Shin-Kickers from History: Mary McLeod Bethune.

Photo credit : Carl Van Vechten. 1949 courtesy of Library of Congress

 

Several blog posts ago, political activist Mary McLeod Bethune (1875- 1955) stepped onto the page (okay, screen) for a moment. I realized that though I was familiar with her name, I didn’t really know anything about her. Turns out that there is a lot to know. Here are some of the highlights:

The daughter of formerly enslaved parents, Bethune was the first person in her family born into freedom and the first to receive a formal education. She went on to spend sixty years in public service, wearing many different hats but all of them in pursuit of one goal: “unalienable rights of the citizenship for Black Americans.”

After graduating from the Scotia Seminary, a boarding school established after the Civil War to educate Black girls , she attended Dwight Moody’s Institute for Home and Foreign Missions in Chicago. Unable to find a church to sponsor her as a missionary, she became an educator, teaching at schools in Georgia and South Carolina. In 1904 she opened a school in Florida, the Daytona Literary and Industrial School for Training Negro Girls. The school eventually became a women’s college and then merged with the all-male Cookman Institute to form the four-year coeducational Bethune-Cookman College in 1923. Bethune became the first Black woman in America to serve as a college president. She remained it president until 1947. The college remains once of the top historically Black colleges and universities.

While leading the college, Bethune found her way to the national political stage** through her involvement in organizations devoted to issues important to Black women in America, including voting rights.

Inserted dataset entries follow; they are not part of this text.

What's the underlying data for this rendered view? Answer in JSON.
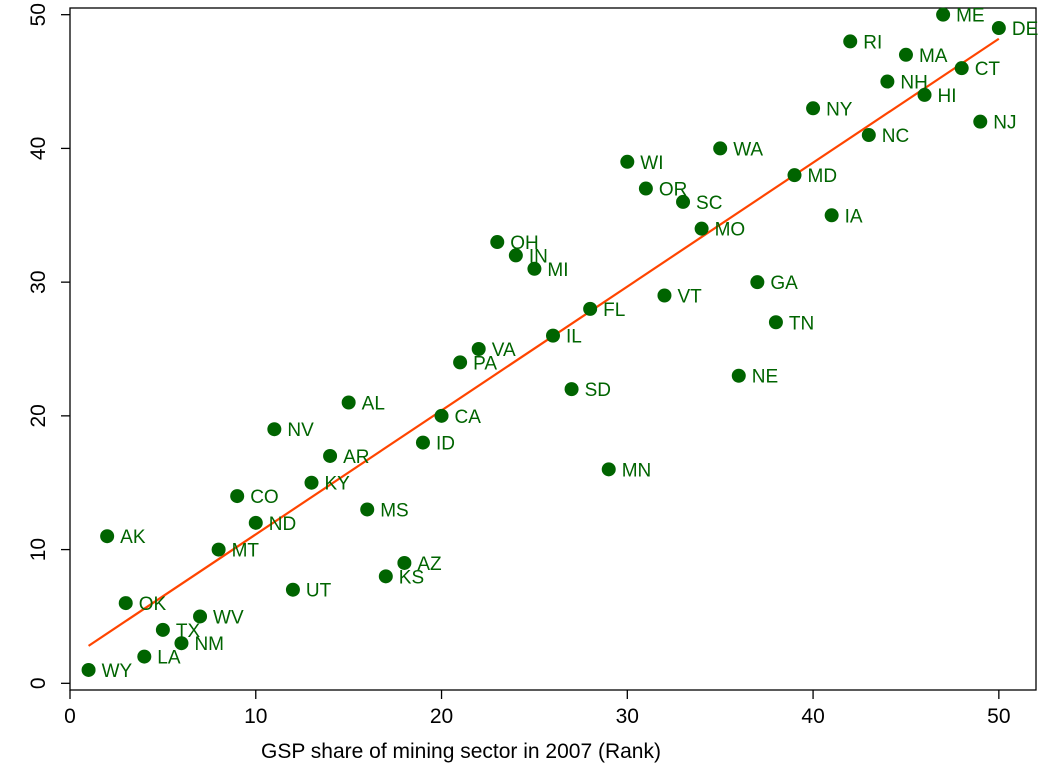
{
  "chart_data": {
    "type": "scatter",
    "xlabel": "GSP share of mining sector in 2007 (Rank)",
    "ylabel": "",
    "xlim": [
      0,
      52
    ],
    "ylim": [
      -0.5,
      50.5
    ],
    "x_ticks": [
      0,
      10,
      20,
      30,
      40,
      50
    ],
    "y_ticks": [
      0,
      10,
      20,
      30,
      40,
      50
    ],
    "grid": false,
    "marker_color": "#006400",
    "label_color": "#006400",
    "fit_line_color": "#ff4500",
    "fit_line": {
      "x": [
        1,
        50
      ],
      "y": [
        2.8,
        48.2
      ]
    },
    "points": [
      {
        "label": "WY",
        "x": 1,
        "y": 1
      },
      {
        "label": "AK",
        "x": 2,
        "y": 11
      },
      {
        "label": "OK",
        "x": 3,
        "y": 6
      },
      {
        "label": "LA",
        "x": 4,
        "y": 2
      },
      {
        "label": "TX",
        "x": 5,
        "y": 4
      },
      {
        "label": "NM",
        "x": 6,
        "y": 3
      },
      {
        "label": "WV",
        "x": 7,
        "y": 5
      },
      {
        "label": "MT",
        "x": 8,
        "y": 10
      },
      {
        "label": "CO",
        "x": 9,
        "y": 14
      },
      {
        "label": "ND",
        "x": 10,
        "y": 12
      },
      {
        "label": "NV",
        "x": 11,
        "y": 19
      },
      {
        "label": "UT",
        "x": 12,
        "y": 7
      },
      {
        "label": "KY",
        "x": 13,
        "y": 15
      },
      {
        "label": "AR",
        "x": 14,
        "y": 17
      },
      {
        "label": "AL",
        "x": 15,
        "y": 21
      },
      {
        "label": "MS",
        "x": 16,
        "y": 13
      },
      {
        "label": "KS",
        "x": 17,
        "y": 8
      },
      {
        "label": "AZ",
        "x": 18,
        "y": 9
      },
      {
        "label": "ID",
        "x": 19,
        "y": 18
      },
      {
        "label": "CA",
        "x": 20,
        "y": 20
      },
      {
        "label": "PA",
        "x": 21,
        "y": 24
      },
      {
        "label": "VA",
        "x": 22,
        "y": 25
      },
      {
        "label": "OH",
        "x": 23,
        "y": 33
      },
      {
        "label": "IN",
        "x": 24,
        "y": 32
      },
      {
        "label": "MI",
        "x": 25,
        "y": 31
      },
      {
        "label": "IL",
        "x": 26,
        "y": 26
      },
      {
        "label": "SD",
        "x": 27,
        "y": 22
      },
      {
        "label": "FL",
        "x": 28,
        "y": 28
      },
      {
        "label": "MN",
        "x": 29,
        "y": 16
      },
      {
        "label": "WI",
        "x": 30,
        "y": 39
      },
      {
        "label": "OR",
        "x": 31,
        "y": 37
      },
      {
        "label": "VT",
        "x": 32,
        "y": 29
      },
      {
        "label": "SC",
        "x": 33,
        "y": 36
      },
      {
        "label": "MO",
        "x": 34,
        "y": 34
      },
      {
        "label": "WA",
        "x": 35,
        "y": 40
      },
      {
        "label": "NE",
        "x": 36,
        "y": 23
      },
      {
        "label": "GA",
        "x": 37,
        "y": 30
      },
      {
        "label": "TN",
        "x": 38,
        "y": 27
      },
      {
        "label": "MD",
        "x": 39,
        "y": 38
      },
      {
        "label": "NY",
        "x": 40,
        "y": 43
      },
      {
        "label": "IA",
        "x": 41,
        "y": 35
      },
      {
        "label": "RI",
        "x": 42,
        "y": 48
      },
      {
        "label": "NC",
        "x": 43,
        "y": 41
      },
      {
        "label": "NH",
        "x": 44,
        "y": 45
      },
      {
        "label": "MA",
        "x": 45,
        "y": 47
      },
      {
        "label": "HI",
        "x": 46,
        "y": 44
      },
      {
        "label": "ME",
        "x": 47,
        "y": 50
      },
      {
        "label": "CT",
        "x": 48,
        "y": 46
      },
      {
        "label": "NJ",
        "x": 49,
        "y": 42
      },
      {
        "label": "DE",
        "x": 50,
        "y": 49
      }
    ]
  }
}
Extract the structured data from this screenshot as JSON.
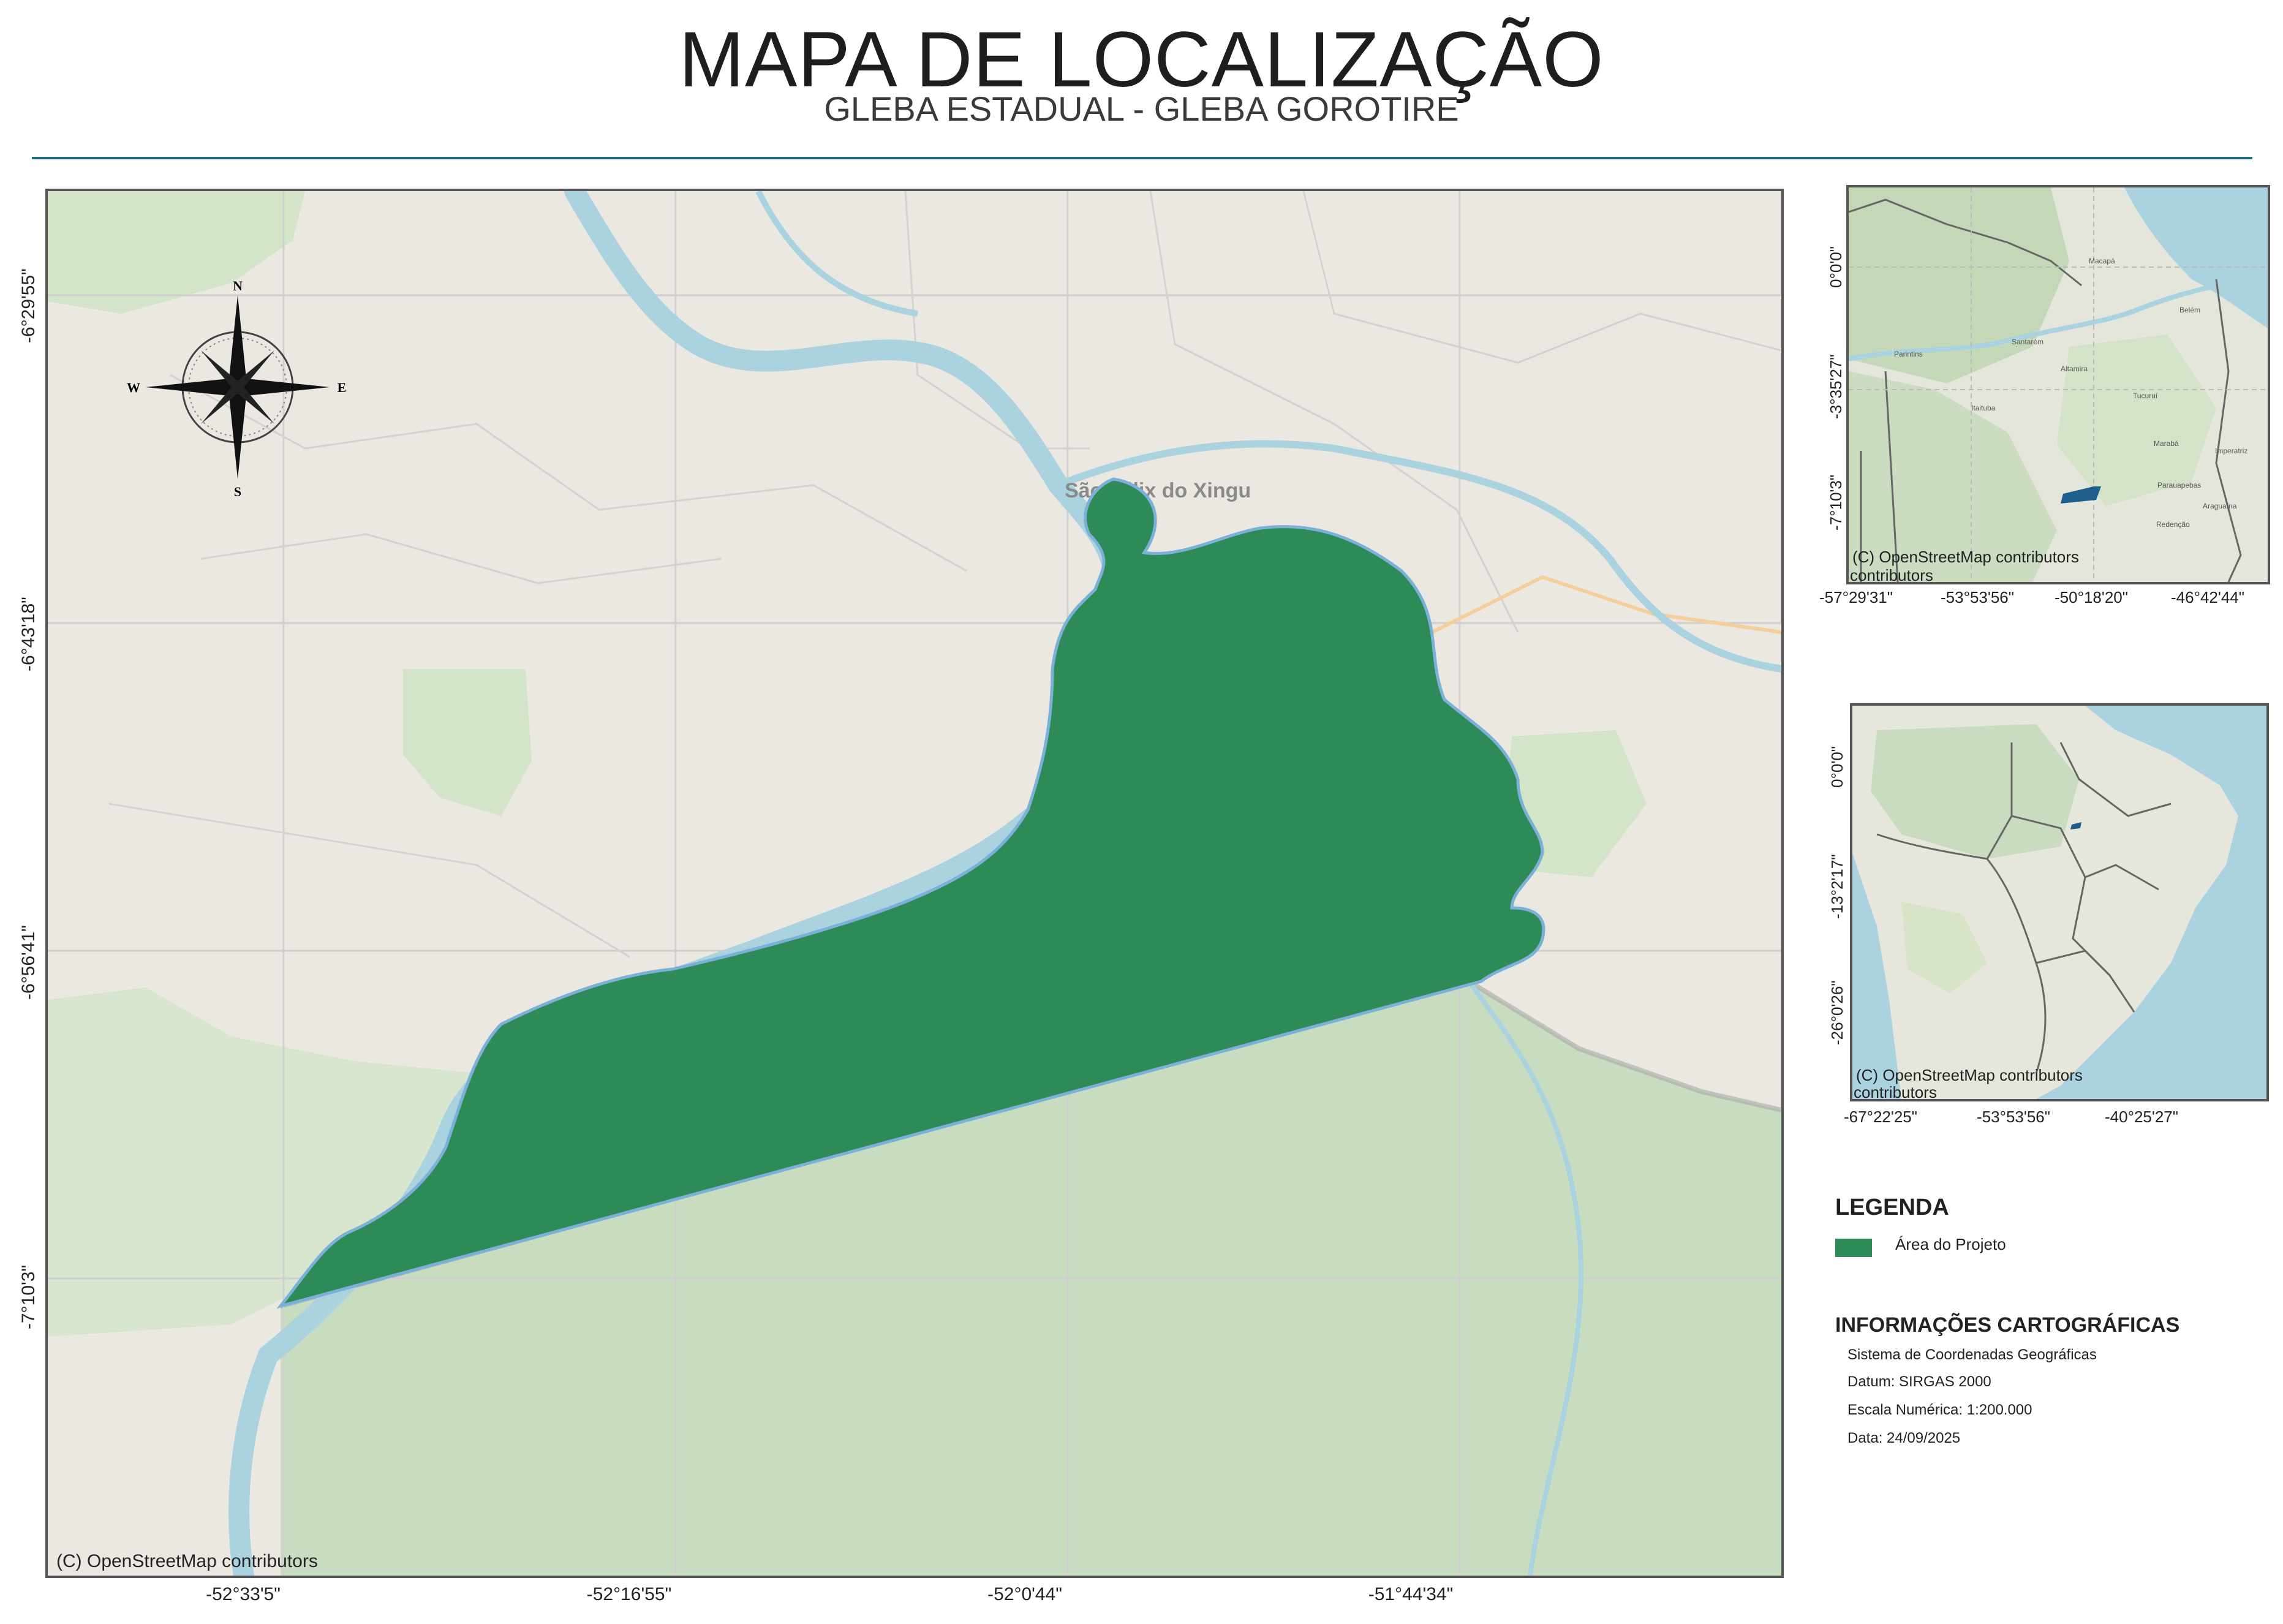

She served as an advisor to both Calvin Coolidge and Herbert Hoover. In 1935, she became the first Black woman to head a federal agency when President Franklin Roosevelt named her director of Negro Affairs of the National Youth Administration, a position she held until 1944. She established and led the Federal Council on Negro Affairs, which served as Roosevelt’s unofficial “black cabinet” on issues facing Black communities. During World War II, she was active in mobilizing Black support for the war effort and in advocating for equal opportunity in defense industries and in the armed forces—a two-pronged campaign that she summed up in a 1941 speech as “we must not fail America, and as Americans, we must not let American fail us.”

After the war, Bethune served as a consultant to the American delegation to the founding conference of the United Nations in 1945 . (In a more equal world, she would have been a member of that delegation.)

Today the Mary McLeod Bethune Council House is a national historical landmark and home to the National Archives for Black Women’s History.

2 Comments

  1. Mary on July 18, 2023 at 2:07 pm

    I dig the shin kickers, and this lady was one in my book. Thanks for this History in the Margins post (I love and read them all). I’m enlightened and thrilled. Putting Mary’s Council House on my list of places to visit.

    • Pamela on July 21, 2023 at 4:36 pm

      I’ve added the council house to my list as well!